Dans ses dernières conclusions adressées au greffe par le réseau privé virtuel des avocats le 25 juin 2020, M. [D] demande à la cour de'le déclarer recevable et bien fondé en ses demandes et de :

A titre principal,

- confirmer le jugement dont appel en ce qu'il a dit que son licenciement est dénué de cause réelle et sérieuse, en ce qu'il a condamné la société au titre de la mise à pied et des congés payés y afférents, de l'indemnité compensatrice de préavis et des congés payés y afférents, l'indemnité de licenciement, au titre des frais irrépétibles et des dépens et en ce qu'il a fixé la moyenne des salaires à la somme de 1.638,04 euros,

- confirmer le jugement entrepris en ce qu'il a prononcé une condamnation à l'encontre de la société à titre des dommages et intérêts pour licenciement sans cause réelle et sérieuse mais le réformer s'agissant du quantum, à fixer à la somme de 9.828,24 euros,

A titre subsidiaire,

- dire que la procédure de licenciement est entachée d'irrégularité,

- en conséquence, condamner la société Château Guillaume à lui payer la somme de 1.638,04 euros à titre de dommages et intérêts pour non-respect de la procédure de licenciement,

En tout état de cause,

- condamner la société à lui verser la somme de 3.000 euros sur le fondement de l'article 700 du code de procédure civile outre les dépens,

- débouter la société Château Guillaume de ses demandes reconventionnelles.

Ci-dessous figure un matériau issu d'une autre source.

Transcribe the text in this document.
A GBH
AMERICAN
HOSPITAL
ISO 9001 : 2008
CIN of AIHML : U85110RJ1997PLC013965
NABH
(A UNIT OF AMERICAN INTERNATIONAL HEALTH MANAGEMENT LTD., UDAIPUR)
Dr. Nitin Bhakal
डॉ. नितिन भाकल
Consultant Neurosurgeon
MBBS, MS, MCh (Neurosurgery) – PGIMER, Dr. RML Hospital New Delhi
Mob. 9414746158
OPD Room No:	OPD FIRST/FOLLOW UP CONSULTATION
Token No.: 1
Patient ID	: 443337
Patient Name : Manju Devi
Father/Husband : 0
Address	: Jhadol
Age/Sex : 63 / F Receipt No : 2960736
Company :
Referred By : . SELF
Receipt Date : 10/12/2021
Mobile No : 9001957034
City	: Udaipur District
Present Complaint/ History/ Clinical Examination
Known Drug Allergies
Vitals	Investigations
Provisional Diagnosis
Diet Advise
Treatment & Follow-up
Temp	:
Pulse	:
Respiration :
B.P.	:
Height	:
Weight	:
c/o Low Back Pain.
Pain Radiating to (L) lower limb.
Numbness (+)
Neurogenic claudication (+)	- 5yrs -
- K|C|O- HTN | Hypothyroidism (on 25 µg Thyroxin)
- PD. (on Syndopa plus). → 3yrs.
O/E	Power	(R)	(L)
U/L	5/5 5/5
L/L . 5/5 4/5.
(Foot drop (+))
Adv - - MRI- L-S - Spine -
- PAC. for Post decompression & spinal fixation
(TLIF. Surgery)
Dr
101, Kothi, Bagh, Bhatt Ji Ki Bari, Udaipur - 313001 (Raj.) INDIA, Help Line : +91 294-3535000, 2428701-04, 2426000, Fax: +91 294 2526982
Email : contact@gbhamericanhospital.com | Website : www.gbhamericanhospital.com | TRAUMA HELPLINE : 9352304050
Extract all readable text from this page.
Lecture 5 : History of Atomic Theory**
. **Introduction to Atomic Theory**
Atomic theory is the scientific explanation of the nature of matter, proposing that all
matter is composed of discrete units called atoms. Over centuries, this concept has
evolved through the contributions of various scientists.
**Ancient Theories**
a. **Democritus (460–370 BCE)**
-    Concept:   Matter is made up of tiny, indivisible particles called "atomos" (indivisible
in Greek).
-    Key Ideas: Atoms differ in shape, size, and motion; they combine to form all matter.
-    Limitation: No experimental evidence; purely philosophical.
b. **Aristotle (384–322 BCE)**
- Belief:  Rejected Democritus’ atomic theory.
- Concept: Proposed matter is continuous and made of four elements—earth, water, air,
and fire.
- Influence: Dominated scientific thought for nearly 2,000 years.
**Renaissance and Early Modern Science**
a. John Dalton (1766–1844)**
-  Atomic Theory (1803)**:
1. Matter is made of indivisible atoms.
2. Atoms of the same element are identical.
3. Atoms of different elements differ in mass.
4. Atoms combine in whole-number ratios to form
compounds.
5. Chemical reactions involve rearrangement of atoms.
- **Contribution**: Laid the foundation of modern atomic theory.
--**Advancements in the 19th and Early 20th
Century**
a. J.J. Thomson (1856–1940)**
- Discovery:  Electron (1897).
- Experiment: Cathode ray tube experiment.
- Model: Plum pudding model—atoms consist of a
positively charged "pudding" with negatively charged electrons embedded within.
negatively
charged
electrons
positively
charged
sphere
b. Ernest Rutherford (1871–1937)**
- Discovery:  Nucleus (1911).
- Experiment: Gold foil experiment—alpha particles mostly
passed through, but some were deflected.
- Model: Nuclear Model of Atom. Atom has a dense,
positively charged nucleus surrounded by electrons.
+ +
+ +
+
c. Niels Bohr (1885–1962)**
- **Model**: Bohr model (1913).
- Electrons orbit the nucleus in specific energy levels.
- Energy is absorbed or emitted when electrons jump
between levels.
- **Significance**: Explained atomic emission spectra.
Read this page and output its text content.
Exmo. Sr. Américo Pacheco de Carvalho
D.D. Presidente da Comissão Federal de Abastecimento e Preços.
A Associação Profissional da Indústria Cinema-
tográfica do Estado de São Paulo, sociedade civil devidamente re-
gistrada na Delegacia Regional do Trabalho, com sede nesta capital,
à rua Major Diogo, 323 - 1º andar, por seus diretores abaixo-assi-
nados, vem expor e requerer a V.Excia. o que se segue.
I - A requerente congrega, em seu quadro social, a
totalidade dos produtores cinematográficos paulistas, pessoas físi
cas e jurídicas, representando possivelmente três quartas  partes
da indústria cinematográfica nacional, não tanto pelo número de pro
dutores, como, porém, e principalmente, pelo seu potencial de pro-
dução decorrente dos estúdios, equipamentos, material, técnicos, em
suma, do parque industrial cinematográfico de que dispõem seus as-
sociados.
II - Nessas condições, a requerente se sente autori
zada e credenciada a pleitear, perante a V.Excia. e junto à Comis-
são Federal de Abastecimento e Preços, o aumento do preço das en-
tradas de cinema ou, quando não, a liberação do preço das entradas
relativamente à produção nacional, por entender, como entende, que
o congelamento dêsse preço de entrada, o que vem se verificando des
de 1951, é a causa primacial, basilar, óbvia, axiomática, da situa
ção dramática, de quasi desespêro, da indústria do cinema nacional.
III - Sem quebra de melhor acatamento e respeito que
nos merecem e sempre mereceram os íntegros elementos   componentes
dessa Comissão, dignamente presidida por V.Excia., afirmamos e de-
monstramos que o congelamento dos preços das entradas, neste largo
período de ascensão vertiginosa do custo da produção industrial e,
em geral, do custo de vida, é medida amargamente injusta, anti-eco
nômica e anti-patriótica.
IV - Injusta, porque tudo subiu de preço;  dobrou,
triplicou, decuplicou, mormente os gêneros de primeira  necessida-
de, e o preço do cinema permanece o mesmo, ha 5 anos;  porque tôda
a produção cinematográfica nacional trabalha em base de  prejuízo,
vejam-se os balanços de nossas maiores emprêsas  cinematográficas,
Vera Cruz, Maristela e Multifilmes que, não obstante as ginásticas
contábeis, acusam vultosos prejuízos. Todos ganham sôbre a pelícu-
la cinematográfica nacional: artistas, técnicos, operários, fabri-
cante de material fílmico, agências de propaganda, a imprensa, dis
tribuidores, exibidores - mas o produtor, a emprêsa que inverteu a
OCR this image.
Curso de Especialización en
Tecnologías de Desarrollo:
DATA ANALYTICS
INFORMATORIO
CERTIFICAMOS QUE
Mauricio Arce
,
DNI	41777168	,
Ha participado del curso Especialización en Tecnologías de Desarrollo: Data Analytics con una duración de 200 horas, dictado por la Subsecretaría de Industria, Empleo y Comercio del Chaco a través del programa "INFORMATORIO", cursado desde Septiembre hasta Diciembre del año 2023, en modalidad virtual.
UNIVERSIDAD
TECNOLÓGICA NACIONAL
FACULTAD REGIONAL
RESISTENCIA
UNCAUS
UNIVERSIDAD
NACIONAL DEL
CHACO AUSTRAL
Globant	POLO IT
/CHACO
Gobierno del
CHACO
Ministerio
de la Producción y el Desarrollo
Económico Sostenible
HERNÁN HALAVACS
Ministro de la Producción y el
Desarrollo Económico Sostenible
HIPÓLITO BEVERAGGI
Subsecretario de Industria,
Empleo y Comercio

L'ordonnance de clôture a été rendue le 22 décembre 2022 et l'affaire a été fixée à l'audience du 17 janvier 2023.

Pour un plus ample exposé des faits, de la procédure antérieure, des prétentions et des moyens des parties, la cour se réfère à leurs conclusions écrites conformément aux dispositions de l'article 455 du code de procédure civile ainsi qu'à la décision déférée.

MOTIFS DE LA DÉCISION

Sur la rupture du contrat de travail

L'employeur ayant choisi de se placer sur le terrain d'un licenciement pour faute grave, doit rapporter la preuve des faits allégués et démontrer que ces faits constituent une violation des obligations découlant du contrat de travail d'une importance telle qu'elle rend impossible le maintien du salarié au sein de l'entreprise.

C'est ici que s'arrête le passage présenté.